RUMAH ADAT SEBAGAI PUSAT DALAM POLA RUANG LUHUR KAMPUNG ADAT KRANGGAN Di KOTA BEKASI
DOI:
https://doi.org/10.31848/arcade.v9i4.4354Abstrak
Kampung Adat Kranggan merupakan salah satu kampung adat di Kota Bekasi yang memiliki kekuatan dalam mempertahankan ruang tradisi budayanya di tengah dinamika perkembangan ruang kota. Faktor-faktor yang membuat Kampung Kranggan eksis adalah aspek kesejarahan, pengetahuan warisan leluhur, rumah adat, dan pewaris, atau aktor pelaku ruangnya yang disebut Kokolot.
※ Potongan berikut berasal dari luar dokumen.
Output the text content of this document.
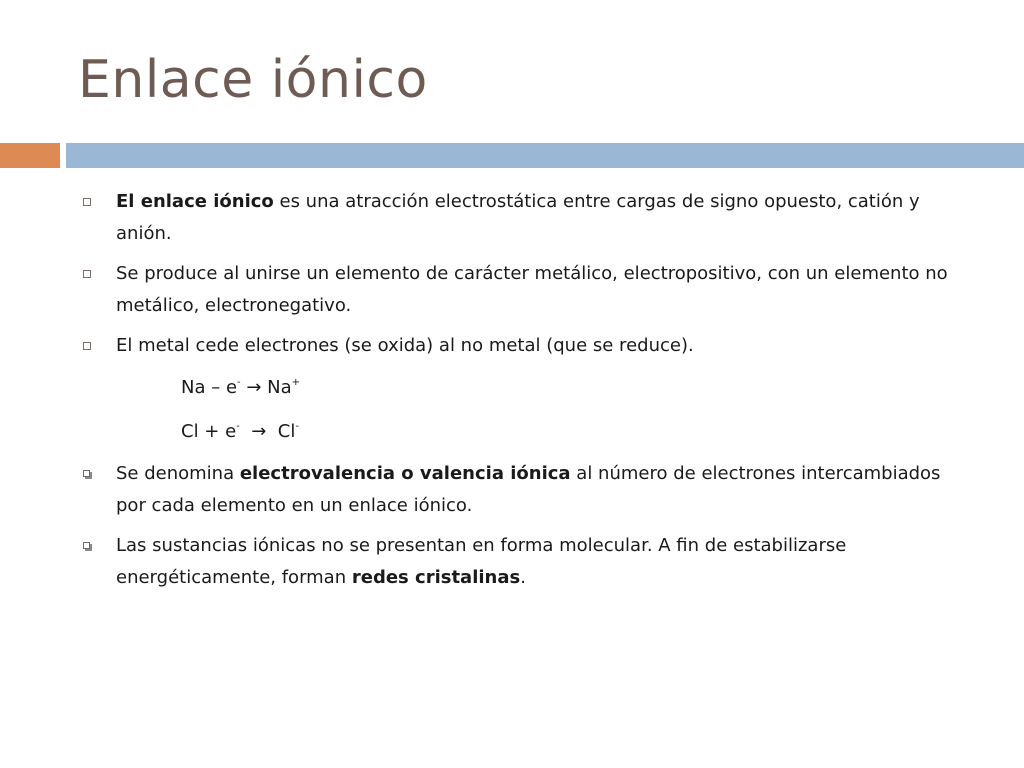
Enlace iónico
El enlace iónico es una atracción electrostática entre cargas de signo opuesto, catión y anión.
Se produce al unirse un elemento de carácter metálico, electropositivo, con un elemento no metálico, electronegativo.
El metal cede electrones (se oxida) al no metal (que se reduce).
Na – e- → Na+
Cl + e-  →  Cl-
Se denomina electrovalencia o valencia iónica al número de electrones intercambiados por cada elemento en un enlace iónico.
Las sustancias iónicas no se presentan en forma molecular. A fin de estabilizarse energéticamente, forman redes cristalinas.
Masyarakat adat Kranggan berpegang pada filosofi Opat Mandahap Kalima Pancer yang merupakan pemahaman tatanan ruang yang bertitik tolak dari keberadaan manusia terhadap lingkungan hidupnya. Penelitian ini bertujuan untuk mengetahui bagaimana pola keruangan, rumah adat sebagai pusat tata adat, dan tata ruang kampung dalam filosofis Opat Mandahap Kalima Pancer. Penelitian ini menggunakan metode kualitatif dengan pendekatan fenomenologi, yang menekankan pada pengamatan, esensi di balik eksistensi, realitas di balik kenampakan, dan noema di balik fenomena yang nampak. Berdasarkan pada analisis induktif, hasil penelitian ini menemukan kegeniusan lokal yaitu ruang luhur khas Kampung Kranggan. Dimana varian luhur, merupakan pola ruang Kampung Kranggan yang terdiri dari hirarkis antara pusat atau pancer yaitu wilayah rumah adat Sepuh Agung, dan sub-sub pusat yaitu rumah-rumah adat Para Kokolot. Pola Keruangan ini, beririsan dengan perilaku keruangan oleh para kokolot sebagai pancer dalam ritual adat dan aktivitas keseharian. Oleh sebab itu pengetahuan lokal ruang luhur merupakan jiwa ruang yang terkandung nilai-makna, kepatuhan, kesepakatan dan kekerabatan yang merupakan modal ruang budaya Kampung Adat Kranggan.